4 comments for “Different Vineyard Training Systems Alter Susceptibility of Grapes to Powdery Mildew

  1. Jim Baker
    July 27, 2012 at 11:53 am

    As a vinifera grower in western NY state, I am plagued with mildew, particularly in the Chardonnay. I am intrigued by the potential of a different training system. I use a balanced vine approach with VSP and have used leaf plucking to open the area around the grape clusters with moderate success. It is still a battle though. I am unaware of just what a free canopy system looks like. I would have liked to have seen a picture or description of the free canopy system. A quick internet search did not reveal the free canopy system.

  2. July 27, 2012 at 12:07 pm

    Hi Jim!

    Thank you for your comments! As far as the picture goes, since you're comment, I've taken a screen shot of the paper and created a jpeg of the image and uploaded it into the methods section above! Thanks for reminding me of that!

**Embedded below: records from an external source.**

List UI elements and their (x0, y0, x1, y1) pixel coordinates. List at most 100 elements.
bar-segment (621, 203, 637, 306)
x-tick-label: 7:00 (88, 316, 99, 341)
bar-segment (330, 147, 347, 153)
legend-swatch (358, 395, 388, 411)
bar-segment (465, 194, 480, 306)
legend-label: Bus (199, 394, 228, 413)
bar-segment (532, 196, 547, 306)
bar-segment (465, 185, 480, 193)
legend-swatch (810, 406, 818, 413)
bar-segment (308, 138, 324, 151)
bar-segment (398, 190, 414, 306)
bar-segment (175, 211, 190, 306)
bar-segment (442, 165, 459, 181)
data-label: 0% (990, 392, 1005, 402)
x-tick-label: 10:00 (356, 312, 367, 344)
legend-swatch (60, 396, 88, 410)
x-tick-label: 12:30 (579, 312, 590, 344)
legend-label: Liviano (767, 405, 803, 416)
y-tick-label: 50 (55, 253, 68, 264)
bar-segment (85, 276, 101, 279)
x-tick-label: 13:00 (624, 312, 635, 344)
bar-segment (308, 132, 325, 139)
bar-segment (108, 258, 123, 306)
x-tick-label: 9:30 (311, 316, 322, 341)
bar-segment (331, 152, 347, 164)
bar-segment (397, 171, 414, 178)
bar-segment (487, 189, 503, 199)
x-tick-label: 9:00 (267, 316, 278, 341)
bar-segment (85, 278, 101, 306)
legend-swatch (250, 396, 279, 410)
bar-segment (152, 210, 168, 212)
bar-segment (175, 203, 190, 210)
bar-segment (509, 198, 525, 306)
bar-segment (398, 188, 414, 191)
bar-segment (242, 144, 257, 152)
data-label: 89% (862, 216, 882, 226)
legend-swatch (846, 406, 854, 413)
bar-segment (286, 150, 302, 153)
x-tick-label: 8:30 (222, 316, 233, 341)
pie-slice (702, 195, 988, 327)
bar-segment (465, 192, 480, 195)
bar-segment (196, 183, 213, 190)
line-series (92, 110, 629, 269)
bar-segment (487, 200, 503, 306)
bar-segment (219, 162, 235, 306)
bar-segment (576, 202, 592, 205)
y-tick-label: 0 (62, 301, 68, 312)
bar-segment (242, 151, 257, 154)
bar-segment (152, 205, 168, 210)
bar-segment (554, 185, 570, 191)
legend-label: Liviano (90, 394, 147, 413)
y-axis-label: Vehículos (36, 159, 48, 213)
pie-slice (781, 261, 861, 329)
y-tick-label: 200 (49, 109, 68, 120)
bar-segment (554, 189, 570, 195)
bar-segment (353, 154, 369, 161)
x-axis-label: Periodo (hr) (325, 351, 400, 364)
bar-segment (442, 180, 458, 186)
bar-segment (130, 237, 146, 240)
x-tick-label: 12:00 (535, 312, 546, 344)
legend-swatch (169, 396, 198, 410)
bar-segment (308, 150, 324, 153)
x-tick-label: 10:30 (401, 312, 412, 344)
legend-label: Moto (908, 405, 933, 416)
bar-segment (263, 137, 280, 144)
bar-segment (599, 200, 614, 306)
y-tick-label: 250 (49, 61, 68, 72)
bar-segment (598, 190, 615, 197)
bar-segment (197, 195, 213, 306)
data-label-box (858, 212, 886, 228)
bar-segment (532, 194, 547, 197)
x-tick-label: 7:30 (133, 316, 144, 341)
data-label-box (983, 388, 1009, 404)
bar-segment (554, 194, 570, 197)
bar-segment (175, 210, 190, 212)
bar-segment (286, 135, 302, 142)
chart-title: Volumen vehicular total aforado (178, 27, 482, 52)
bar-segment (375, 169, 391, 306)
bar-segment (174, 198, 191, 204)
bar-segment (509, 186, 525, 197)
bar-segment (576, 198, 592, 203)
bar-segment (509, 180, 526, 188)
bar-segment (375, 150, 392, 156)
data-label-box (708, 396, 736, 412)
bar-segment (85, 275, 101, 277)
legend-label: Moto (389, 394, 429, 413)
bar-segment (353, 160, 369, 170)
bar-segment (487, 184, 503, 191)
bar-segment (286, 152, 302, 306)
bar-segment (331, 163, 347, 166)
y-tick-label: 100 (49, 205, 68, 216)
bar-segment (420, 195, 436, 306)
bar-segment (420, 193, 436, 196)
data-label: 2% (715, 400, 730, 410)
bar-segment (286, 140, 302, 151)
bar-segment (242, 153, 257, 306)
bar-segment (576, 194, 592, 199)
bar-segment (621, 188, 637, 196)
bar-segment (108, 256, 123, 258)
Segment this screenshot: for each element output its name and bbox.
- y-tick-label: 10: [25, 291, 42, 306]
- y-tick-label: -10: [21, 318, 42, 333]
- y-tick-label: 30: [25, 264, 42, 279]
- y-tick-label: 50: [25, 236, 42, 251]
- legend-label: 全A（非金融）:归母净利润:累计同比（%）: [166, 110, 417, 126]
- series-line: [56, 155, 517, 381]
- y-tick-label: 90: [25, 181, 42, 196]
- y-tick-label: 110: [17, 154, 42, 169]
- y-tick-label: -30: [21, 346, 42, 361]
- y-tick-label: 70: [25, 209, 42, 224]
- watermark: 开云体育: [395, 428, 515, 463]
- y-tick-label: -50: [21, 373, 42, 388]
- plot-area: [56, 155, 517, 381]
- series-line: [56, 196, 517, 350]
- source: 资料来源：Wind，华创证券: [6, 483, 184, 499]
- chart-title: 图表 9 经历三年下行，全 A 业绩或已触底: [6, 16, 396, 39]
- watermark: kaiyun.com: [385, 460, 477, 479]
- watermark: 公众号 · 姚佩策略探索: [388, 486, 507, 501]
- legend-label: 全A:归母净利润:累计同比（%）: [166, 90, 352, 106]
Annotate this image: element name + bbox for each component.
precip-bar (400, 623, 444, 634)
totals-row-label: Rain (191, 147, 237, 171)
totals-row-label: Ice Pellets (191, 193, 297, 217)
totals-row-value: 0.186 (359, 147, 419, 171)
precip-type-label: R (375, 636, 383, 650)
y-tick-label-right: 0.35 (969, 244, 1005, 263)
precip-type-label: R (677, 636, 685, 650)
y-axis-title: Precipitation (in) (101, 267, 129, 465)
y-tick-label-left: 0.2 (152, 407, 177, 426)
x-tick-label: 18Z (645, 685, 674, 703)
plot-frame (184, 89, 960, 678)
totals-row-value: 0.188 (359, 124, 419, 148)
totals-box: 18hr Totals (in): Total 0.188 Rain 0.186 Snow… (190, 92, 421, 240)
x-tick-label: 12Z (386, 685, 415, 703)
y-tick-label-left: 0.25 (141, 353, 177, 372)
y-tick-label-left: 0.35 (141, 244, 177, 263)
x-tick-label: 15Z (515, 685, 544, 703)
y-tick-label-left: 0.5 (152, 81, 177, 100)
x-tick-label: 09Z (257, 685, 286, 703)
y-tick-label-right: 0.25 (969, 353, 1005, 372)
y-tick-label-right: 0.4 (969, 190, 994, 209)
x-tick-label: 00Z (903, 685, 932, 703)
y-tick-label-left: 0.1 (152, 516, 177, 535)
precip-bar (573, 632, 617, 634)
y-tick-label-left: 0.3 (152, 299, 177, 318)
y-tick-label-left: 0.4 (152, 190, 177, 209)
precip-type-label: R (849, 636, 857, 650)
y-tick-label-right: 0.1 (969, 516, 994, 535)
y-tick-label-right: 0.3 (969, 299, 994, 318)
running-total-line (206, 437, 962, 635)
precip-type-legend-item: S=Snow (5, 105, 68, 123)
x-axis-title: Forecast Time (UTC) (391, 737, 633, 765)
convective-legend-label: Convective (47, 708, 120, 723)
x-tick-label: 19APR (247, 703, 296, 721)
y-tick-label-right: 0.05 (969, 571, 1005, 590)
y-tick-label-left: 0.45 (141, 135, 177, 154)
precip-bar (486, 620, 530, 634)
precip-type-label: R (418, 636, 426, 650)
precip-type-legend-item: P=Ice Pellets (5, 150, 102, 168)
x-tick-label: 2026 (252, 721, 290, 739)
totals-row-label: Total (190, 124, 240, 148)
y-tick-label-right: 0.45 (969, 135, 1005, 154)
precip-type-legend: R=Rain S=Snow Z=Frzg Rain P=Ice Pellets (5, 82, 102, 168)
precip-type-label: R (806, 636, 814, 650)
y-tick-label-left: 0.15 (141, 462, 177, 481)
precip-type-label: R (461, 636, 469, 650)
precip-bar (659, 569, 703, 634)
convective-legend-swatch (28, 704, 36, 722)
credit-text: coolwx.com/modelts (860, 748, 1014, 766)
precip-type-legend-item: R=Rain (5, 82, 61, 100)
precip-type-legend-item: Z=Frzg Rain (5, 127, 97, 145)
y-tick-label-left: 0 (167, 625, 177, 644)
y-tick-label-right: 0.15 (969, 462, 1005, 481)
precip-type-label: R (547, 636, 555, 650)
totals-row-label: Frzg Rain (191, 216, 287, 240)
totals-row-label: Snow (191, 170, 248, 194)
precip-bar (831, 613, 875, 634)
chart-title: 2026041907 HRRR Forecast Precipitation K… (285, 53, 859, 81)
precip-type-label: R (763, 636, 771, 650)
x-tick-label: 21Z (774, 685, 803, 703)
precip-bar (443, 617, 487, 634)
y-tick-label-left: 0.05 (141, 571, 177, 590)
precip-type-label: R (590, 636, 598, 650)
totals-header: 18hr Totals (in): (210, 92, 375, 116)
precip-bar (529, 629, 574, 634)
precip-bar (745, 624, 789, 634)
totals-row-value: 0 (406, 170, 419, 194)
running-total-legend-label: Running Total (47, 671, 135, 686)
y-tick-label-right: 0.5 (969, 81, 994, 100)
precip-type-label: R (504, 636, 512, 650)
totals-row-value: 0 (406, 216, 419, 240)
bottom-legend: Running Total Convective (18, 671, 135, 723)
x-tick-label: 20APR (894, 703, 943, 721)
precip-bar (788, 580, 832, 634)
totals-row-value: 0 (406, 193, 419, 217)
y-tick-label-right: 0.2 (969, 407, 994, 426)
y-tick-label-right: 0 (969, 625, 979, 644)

    If you end up trying the free canopy system, I'd love to hear how it ends up going for you (I realize this will be on the order of years potentially 😉 ).


  3. Jim Baker
    July 27, 2012 at 12:20 pm

    I have to admit that this is totally counterintuitive, it goes against everything I know about canopy management. The structure of the canopy needs to let light and air in to keep these humid area diseases under control. Shading is also a big problem with this. I'll have to think about this before I would do a trial. It is a bit of a pardigm shift me. Keep up the good work!

  4. July 27, 2012 at 12:28 pm

    I don't blame you for being hesitant about it. Keep in mind, this paper only looked at this one factor, which doesn't begin to address all the other possible changes that could occur in/on the grapes by switching to this type of canopy. Also remember, the experimental vineyard was somewhere in Northern Israel, which I'm guessing does not have the same climate/conditions as in Western NY. I wouldn't be surprised if the results of this study would be different if they performed it somewhere else in the world.

    Maybe for fun, if you are able and have some to spare, try it on a couple of plants and see what happens 😉

    I definitely wouldn't recommend switching over an entire vineyard based on one study, however, it does raise interesting questions that will hopefully spur more research to get a better understanding of the mechanisms behind it!